Dedicated EPYC servers for Ollama — real CPU inference benchmarks on CCX33 through CCX63
Running a managed Ollama deployment service (NestAI). Just shipped dedicated AMD EPYC CCX tiers. Sharing what each tier actually gives you for inference since I couldn't find good benchmarks for Hetzner CCX + Ollama anywhere.
Hardware is Hetzner CCX (EPYC Milan/Genoa dedicated vCPU):
CCX33 (8 dedicated vCPU, 32GB RAM) — +$29/mo:
- Mistral 7B: ~12-15 tok/s
- DeepSeek R1 14B: ~5-7 tok/s
- Qwen 2.5 32B Q4: fits but slow, ~3-4 tok/s
CCX43 (16 dedicated vCPU, 64GB RAM) — +$59/mo:
- Mistral 7B: ~15-18 tok/s
- Phi-4 14B: ~7-10 tok/s
- DeepSeek R1 32B: ~5-7 tok/s
- Llama 3.3 70B Q4: fits, ~2-3 tok/s
CCX53 (32 dedicated vCPU, 128GB RAM) — +$119/mo:
- 7B models: ~20+ tok/s
- 32B models: ~8-10 tok/s
- 70B models: ~3-5 tok/s
- Can load multiple models simultaneously
CCX63 (48 dedicated vCPU, 192GB RAM) — +$179/mo:
- Can run 70B + 7B simultaneously
- Best case 70B: ~4-6 tok/s
- Enough RAM for multiple 32B models loaded at once
All running Ollama latest with OLLAMA_FLASH_ATTENTION=1, OLLAMA_KEEP_ALIVE=-1, Q4_K_M quantization default.

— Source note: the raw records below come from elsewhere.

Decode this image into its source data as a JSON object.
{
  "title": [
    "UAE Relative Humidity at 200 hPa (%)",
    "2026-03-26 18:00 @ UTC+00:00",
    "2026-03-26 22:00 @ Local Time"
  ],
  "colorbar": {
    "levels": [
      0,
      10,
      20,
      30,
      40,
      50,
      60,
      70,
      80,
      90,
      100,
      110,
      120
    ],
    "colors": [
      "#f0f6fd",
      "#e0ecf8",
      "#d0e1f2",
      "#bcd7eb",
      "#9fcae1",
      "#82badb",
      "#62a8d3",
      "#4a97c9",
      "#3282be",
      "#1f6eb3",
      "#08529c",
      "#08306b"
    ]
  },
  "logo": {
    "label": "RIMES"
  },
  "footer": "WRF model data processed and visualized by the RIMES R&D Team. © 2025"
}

The big difference from shared vCPU isn't peak speed — it's consistency. Shared CX43 can spike to 15 tok/s at 3 AM and drop to 6 tok/s at peak hours. Dedicated stays flat.

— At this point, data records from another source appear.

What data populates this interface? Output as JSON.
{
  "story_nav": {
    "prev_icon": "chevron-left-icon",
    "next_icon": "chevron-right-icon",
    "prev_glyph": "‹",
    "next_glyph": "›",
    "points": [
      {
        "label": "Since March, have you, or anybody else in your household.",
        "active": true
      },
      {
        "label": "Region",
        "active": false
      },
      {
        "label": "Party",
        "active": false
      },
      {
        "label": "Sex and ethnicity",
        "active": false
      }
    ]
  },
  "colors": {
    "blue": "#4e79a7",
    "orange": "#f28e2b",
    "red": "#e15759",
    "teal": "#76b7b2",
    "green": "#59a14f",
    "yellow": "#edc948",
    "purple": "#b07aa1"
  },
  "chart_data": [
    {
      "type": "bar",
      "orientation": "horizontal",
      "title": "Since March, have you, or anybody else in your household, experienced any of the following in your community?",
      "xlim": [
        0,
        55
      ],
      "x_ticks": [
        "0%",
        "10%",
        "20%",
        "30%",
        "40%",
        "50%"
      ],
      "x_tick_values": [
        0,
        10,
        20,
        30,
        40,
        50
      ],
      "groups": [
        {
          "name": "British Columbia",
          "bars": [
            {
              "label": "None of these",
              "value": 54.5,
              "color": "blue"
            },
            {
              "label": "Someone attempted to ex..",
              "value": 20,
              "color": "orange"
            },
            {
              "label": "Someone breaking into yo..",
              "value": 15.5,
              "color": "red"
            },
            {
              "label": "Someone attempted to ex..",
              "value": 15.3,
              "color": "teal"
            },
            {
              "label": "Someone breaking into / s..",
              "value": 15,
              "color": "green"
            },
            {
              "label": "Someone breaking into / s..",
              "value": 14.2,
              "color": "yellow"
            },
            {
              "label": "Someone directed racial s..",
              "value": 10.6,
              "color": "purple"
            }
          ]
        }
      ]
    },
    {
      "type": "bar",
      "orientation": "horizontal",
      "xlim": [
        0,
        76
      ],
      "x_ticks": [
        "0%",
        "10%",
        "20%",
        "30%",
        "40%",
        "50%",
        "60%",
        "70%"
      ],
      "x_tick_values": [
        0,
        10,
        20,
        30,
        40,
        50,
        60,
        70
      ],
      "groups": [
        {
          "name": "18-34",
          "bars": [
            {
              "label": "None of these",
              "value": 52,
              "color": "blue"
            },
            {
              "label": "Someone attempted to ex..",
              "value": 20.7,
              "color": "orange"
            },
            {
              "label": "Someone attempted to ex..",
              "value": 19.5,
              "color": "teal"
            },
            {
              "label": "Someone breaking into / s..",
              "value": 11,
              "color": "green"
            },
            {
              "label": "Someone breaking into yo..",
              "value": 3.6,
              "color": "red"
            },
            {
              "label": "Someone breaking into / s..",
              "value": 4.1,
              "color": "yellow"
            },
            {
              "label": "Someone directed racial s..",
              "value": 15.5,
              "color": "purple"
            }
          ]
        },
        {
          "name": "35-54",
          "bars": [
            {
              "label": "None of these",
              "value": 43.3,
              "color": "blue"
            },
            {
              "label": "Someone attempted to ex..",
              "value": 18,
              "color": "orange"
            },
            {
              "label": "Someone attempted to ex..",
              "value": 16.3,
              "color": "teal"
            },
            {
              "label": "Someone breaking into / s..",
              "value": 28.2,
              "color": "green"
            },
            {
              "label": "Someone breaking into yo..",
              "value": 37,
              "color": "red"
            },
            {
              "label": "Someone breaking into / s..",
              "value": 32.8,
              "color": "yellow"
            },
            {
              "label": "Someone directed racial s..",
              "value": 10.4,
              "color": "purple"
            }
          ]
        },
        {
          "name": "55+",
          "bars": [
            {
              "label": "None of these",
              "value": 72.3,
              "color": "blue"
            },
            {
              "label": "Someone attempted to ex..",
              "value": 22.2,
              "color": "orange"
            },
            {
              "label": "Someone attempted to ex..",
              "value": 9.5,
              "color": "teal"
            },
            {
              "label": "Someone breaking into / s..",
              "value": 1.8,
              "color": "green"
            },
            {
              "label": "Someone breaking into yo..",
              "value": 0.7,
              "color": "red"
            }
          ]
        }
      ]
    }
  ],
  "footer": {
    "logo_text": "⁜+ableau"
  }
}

Still CPU, not GPU. If someone asks "why not just get an A4000" — you're absolutely right for raw performance. But for teams that need data residency guarantees (EU/GDPR, Singapore/PDPA) and can't ship data to a GPU cloud provider, dedicated CPU in a specific Hetzner datacenter is the tradeoff.
These tiers are add-ons on top of NestAI's managed plans ($39-299/mo). The managed part handles provisioning, Open WebUI, SSL, monitoring, team auth.